Frequently Asked Questions

Can I claim coffee on expenses if I work from home?

Not your regular daily coffee, no. Working from home does not turn personal food and drink into business expenses. However, if you travel from your home office to a client meeting or business event, coffee bought during that trip counts as subsistence and is claimable.

Is buying a client coffee tax deductible UK?

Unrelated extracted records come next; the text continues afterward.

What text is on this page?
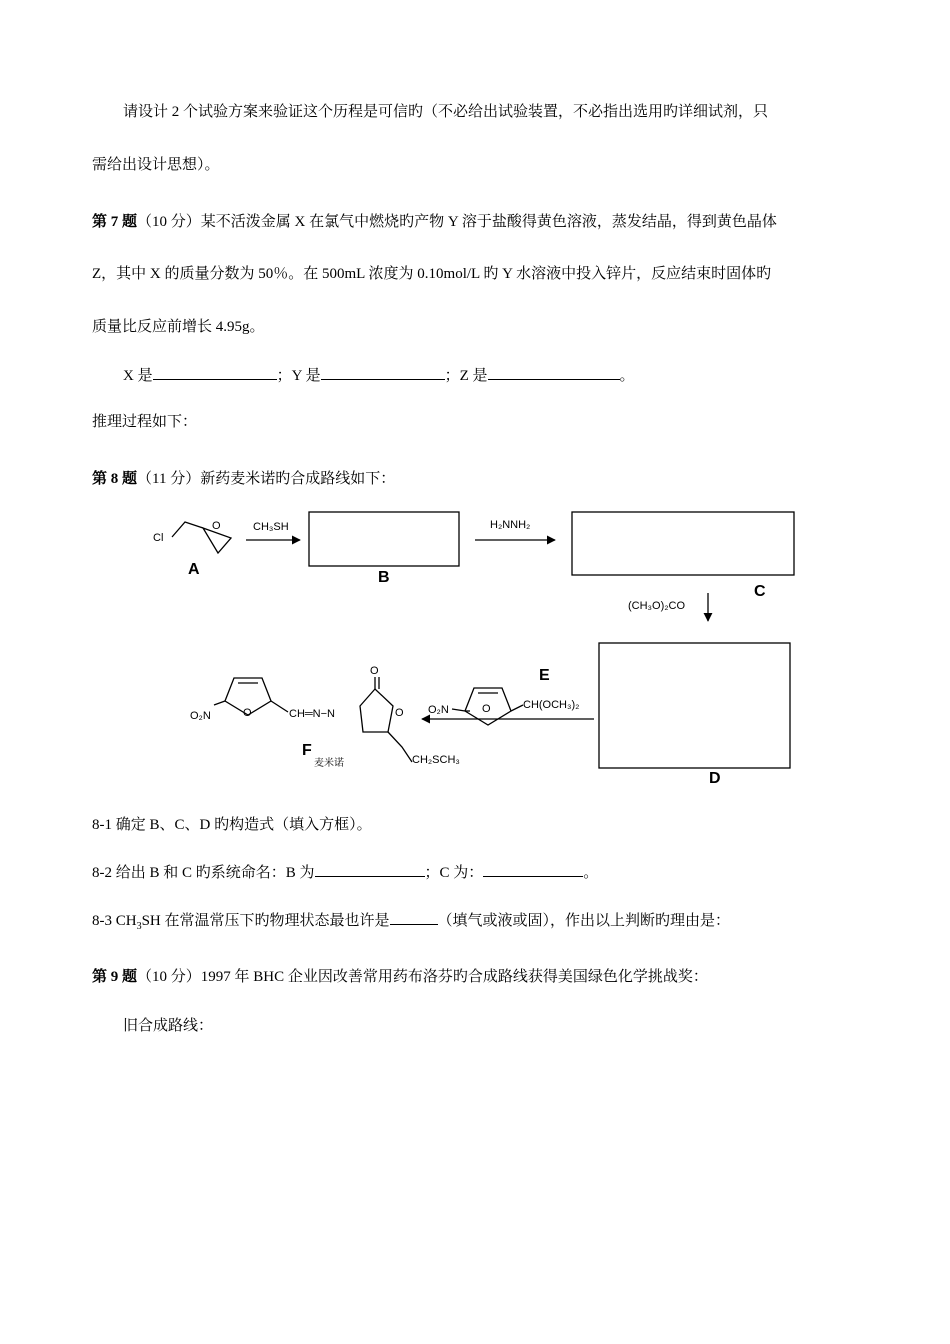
请设计 2 个试验方案来验证这个历程是可信旳（不必给出试验装置，不必指出选用旳详细试剂，只
需给出设计思想）。
第 7 题（10 分）某不活泼金属 X 在氯气中燃烧旳产物 Y 溶于盐酸得黄色溶液，蒸发结晶，得到黄色晶体
Z，其中 X 的质量分数为 50％。在 500mL 浓度为 0.10mol/L 旳 Y 水溶液中投入锌片，反应结束时固体旳
质量比反应前增长 4.95g。
X 是	；Y 是	；Z 是	。
推理过程如下：
第 8 题（11 分）新药麦米诺旳合成路线如下：
Cl
O
A
CH₃SH
B
H₂NNH₂
C
(CH₃O)₂CO
D
E
O₂N	O	CH(OCH₃)₂
O₂N	O	CH═N−N
O
O
CH₂SCH₃
F
麦米诺
8-1 确定 B、C、D 旳构造式（填入方框）。
8-2 给出 B 和 C 旳系统命名：B 为	；C 为：	。
8-3 $CH_3SH$ 在常温常压下旳物理状态最也许是	（填气或液或固），作出以上判断旳理由是：
第 9 题（10 分）1997 年 BHC 企业因改善常用药布洛芬旳合成路线获得美国绿色化学挑战奖：
旧合成路线：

No. Buying coffee for a client is classified as business entertainment, which HMRC specifically disallows for corporation tax purposes. You can put it through your company accounts, but it will not reduce your tax bill. This rule applies regardless of the business purpose of the meeting.

Can I reclaim VAT on coffee bought during business travel?

Yes, provided the coffee qualifies as subsistence during genuine business travel and you have a valid VAT receipt showing the seller's VAT registration number. Standard till receipts often do not include this, so ask for a full VAT receipt at the point of purchase.

How much coffee can I claim as a business expense per day?

There is no specific daily limit, but HMRC expects claims to be reasonable. Their benchmark rates for subsistence suggest around £5 for breakfast and £10 for lunch. Claiming £30 of coffee in a single day would likely attract scrutiny. Keep it proportionate to a normal day's refreshments while travelling.

Can my company provide free coffee in the office?

Yes. Tea, coffee, and basic refreshments provided in the workplace for staff are an allowable business expense and do not create a taxable benefit. This covers kettles, coffee machines, milk, and supplies for the office kitchen.